Our judge teams watch every robot in competition and inspect it up close.

SO scenarios where teams have fantastic notebooks, but performs poorly on field do not demonstrate the connection to design process to implementation. As others have noted, if team can not explain robot, that could be a problem.

The primary focus of the Design Award is the Engineering notebook. It is, and as far as I know never intended to be, the best designed robot, but rather an award that rewards the ability of the team to document the design of the robot. It is NOT a performance award. I have seen outstanding robots, whose teams turned in awful notebooks and mediocre robots that have turned in outstanding notebooks. I train my judges to sort out the notebooks to the top 5-7, then go interview the teams. That interview is primarily to see whether; one, the team can articulate what was in their notebook and two, does the robot do what they designed the robot to do. There may be teams out there with limited time and resources that make it difficult to build an incredible robot, but they do an outstanding job of documenting the design process that they followed to solve the game problem with the resources that they had.

That may be the perception, however it is not a performance based award. Whereas it has been pointed out already, the Excellence Award does take performance into account.

6 Likes

I think a better idea is making the Design and Excellence awards not qualify anyone to states or worlds.

Design process is of course important, but if you go through a great design process to build a robot that can’t score points, I’m not sure why you deserve a spot at states.

I won an excellence award at a competition a few months ago, but my notebook was complete nonsense. I skipped big parts of the design process, omitted a rebuild altogether, and created the entire notebook in the 4 days before the competition. Yesterday, at a different competition, the recipients of the excellence award had a competition robot that was totally different from the one described in the notebook. Their actual robot was documented nowhere.
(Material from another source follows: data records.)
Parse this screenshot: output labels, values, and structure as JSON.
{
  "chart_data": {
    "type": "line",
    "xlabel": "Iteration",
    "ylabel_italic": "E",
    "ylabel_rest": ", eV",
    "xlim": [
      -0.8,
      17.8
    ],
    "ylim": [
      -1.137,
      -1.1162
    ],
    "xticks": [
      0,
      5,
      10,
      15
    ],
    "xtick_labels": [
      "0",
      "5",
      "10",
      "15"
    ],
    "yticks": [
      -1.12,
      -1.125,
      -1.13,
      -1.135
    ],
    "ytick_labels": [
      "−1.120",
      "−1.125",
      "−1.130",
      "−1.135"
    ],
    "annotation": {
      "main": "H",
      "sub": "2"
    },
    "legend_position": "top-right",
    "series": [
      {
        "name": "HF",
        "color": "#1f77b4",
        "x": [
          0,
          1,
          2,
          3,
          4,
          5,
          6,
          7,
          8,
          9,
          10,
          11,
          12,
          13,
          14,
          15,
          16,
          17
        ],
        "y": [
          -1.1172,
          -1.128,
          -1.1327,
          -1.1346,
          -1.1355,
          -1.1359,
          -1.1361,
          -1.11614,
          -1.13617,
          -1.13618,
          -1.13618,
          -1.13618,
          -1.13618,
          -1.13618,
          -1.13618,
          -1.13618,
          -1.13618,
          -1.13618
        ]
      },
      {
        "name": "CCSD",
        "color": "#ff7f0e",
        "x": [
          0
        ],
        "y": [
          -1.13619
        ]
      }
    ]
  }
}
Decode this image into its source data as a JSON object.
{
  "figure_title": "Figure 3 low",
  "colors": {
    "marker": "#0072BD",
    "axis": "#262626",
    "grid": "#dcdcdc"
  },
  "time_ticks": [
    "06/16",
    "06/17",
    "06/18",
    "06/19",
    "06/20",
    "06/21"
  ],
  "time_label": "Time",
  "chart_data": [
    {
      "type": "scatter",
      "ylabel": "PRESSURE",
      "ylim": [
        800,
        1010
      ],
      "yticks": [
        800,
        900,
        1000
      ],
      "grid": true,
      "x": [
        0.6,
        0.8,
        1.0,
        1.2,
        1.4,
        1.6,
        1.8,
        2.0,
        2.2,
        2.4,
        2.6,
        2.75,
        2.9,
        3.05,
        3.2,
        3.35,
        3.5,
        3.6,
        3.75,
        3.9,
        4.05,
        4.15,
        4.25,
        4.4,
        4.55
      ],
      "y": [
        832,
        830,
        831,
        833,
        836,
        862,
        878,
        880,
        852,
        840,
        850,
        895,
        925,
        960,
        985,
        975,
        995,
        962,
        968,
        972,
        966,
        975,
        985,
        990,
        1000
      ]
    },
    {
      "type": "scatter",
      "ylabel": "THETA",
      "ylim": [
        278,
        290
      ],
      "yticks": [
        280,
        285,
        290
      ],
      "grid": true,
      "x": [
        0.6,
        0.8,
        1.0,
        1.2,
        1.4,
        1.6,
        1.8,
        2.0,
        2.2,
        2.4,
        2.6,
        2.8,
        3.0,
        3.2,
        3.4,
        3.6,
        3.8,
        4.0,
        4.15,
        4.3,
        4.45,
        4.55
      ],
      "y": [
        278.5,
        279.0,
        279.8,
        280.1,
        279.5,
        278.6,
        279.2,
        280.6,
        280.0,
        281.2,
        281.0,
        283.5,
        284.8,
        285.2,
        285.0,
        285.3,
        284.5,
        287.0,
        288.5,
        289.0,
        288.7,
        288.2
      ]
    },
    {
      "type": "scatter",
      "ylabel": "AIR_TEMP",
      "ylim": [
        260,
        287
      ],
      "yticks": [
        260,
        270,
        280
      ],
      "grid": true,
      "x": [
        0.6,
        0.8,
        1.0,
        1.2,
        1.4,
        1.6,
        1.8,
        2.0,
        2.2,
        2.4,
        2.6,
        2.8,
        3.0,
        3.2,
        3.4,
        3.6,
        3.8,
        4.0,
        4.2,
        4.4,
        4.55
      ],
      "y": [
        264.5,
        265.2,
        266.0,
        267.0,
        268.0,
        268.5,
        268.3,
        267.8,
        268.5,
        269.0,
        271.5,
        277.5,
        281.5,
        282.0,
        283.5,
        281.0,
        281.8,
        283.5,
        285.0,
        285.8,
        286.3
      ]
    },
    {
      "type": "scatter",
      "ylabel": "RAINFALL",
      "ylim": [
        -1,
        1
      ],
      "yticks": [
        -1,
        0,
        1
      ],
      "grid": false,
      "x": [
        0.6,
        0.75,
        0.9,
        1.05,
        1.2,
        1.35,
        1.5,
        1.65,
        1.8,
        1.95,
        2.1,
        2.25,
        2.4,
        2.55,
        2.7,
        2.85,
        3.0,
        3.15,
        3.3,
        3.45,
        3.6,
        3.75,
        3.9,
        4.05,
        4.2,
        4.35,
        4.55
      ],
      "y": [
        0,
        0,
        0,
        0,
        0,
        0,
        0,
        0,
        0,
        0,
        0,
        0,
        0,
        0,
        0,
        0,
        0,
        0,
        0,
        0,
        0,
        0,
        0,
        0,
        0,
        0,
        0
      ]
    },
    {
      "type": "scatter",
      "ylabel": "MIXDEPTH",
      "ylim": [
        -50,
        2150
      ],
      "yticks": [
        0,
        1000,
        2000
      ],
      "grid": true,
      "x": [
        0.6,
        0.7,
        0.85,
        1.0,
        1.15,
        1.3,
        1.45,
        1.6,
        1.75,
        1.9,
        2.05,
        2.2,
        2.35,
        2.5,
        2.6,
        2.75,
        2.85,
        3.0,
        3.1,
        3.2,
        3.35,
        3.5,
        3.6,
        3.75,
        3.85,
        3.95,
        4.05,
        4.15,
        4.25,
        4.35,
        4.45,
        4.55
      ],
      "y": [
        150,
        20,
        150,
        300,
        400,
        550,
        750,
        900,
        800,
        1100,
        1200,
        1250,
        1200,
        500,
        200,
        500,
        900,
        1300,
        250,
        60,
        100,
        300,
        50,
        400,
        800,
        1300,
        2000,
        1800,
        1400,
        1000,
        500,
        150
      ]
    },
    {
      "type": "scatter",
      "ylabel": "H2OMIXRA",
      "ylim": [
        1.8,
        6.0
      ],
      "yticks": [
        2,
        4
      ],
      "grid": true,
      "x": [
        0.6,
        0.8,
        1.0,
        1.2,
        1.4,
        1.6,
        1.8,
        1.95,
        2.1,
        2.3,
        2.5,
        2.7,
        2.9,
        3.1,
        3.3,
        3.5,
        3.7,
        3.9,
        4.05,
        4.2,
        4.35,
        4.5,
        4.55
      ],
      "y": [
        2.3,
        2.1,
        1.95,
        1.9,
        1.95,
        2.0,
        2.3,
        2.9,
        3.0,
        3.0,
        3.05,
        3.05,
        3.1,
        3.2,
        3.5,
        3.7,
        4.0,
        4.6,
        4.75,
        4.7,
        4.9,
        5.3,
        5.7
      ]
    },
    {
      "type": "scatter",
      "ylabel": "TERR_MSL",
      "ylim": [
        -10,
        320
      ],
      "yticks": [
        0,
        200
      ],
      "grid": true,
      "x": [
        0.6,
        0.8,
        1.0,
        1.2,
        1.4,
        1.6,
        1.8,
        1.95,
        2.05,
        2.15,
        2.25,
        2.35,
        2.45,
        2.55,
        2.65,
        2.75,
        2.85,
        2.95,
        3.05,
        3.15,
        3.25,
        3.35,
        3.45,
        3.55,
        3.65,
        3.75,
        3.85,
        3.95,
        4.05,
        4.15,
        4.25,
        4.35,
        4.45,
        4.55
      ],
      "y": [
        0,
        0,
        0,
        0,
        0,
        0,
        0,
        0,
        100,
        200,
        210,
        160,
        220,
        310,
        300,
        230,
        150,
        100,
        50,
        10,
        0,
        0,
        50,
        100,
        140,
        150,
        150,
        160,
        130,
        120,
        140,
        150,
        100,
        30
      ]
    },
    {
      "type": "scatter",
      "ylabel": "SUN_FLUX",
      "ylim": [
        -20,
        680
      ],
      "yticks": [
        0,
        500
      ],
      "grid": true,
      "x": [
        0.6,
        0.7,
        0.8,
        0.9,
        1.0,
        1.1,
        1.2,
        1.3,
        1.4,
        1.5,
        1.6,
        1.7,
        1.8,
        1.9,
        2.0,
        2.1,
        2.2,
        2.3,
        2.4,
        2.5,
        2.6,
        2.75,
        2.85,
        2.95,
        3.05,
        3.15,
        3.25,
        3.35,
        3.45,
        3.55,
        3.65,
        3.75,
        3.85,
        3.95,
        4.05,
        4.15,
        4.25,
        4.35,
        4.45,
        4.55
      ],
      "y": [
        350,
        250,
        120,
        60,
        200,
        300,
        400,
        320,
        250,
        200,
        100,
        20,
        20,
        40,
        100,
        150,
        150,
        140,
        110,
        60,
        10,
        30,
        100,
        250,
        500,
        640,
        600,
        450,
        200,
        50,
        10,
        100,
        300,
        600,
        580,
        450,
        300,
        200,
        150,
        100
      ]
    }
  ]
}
The notebook might seem great to mentors, but for most students, it creates an incentive to change facts, BS work, and remove big parts of robot design altogether. There are a handful of teams who really do write down everything that happens in every meeting in their notebook the day of the meeting, and those teams’ organization is commendable, but the ability of your robot should take priority over the documentation of your design process every time.

I think of the design and judges awards as an opportunity for people who don’t have a great robot or driver to get to state. I do agree about not qualifying for worlds, but qualifying for state is not that bad of an idea.

Doesn’t matter how bad the robot itself is, if the notebook is amazing it deserves design.

As someone who’s served a lot as a judge,
Design Award = Great Documentation + Interview (Not based on performance).
Excellence Award = Great Documentation + Great Performance + Great Skills

But I mean I guess it doesn’t really make sense to make awards like Energy or Amaze qualify, I’d rather have teams with better performance qualify in that case.

Disagree - design is not about just the notebook and interview - it is also the robot - seriously if you have a design process that does not produce a good product and better ones on each iteration then the process is flawed.

There is a context for this design process - it is the game and the robot you implement.

3 Likes

I think we agree on this point - hence why we have our judges on the fields, in the pits, and scrutinize the robot for design and excellence.

Where we differ, is that great teams are able to create great robots, perform well, and communicate their designs. Important skills to have, and in the context of RECF VRC program, worthy of a seat at the table.

The design award is flawed in that sense. The way they judge it now, it doesn’t taken into account robot performance based on the rubric.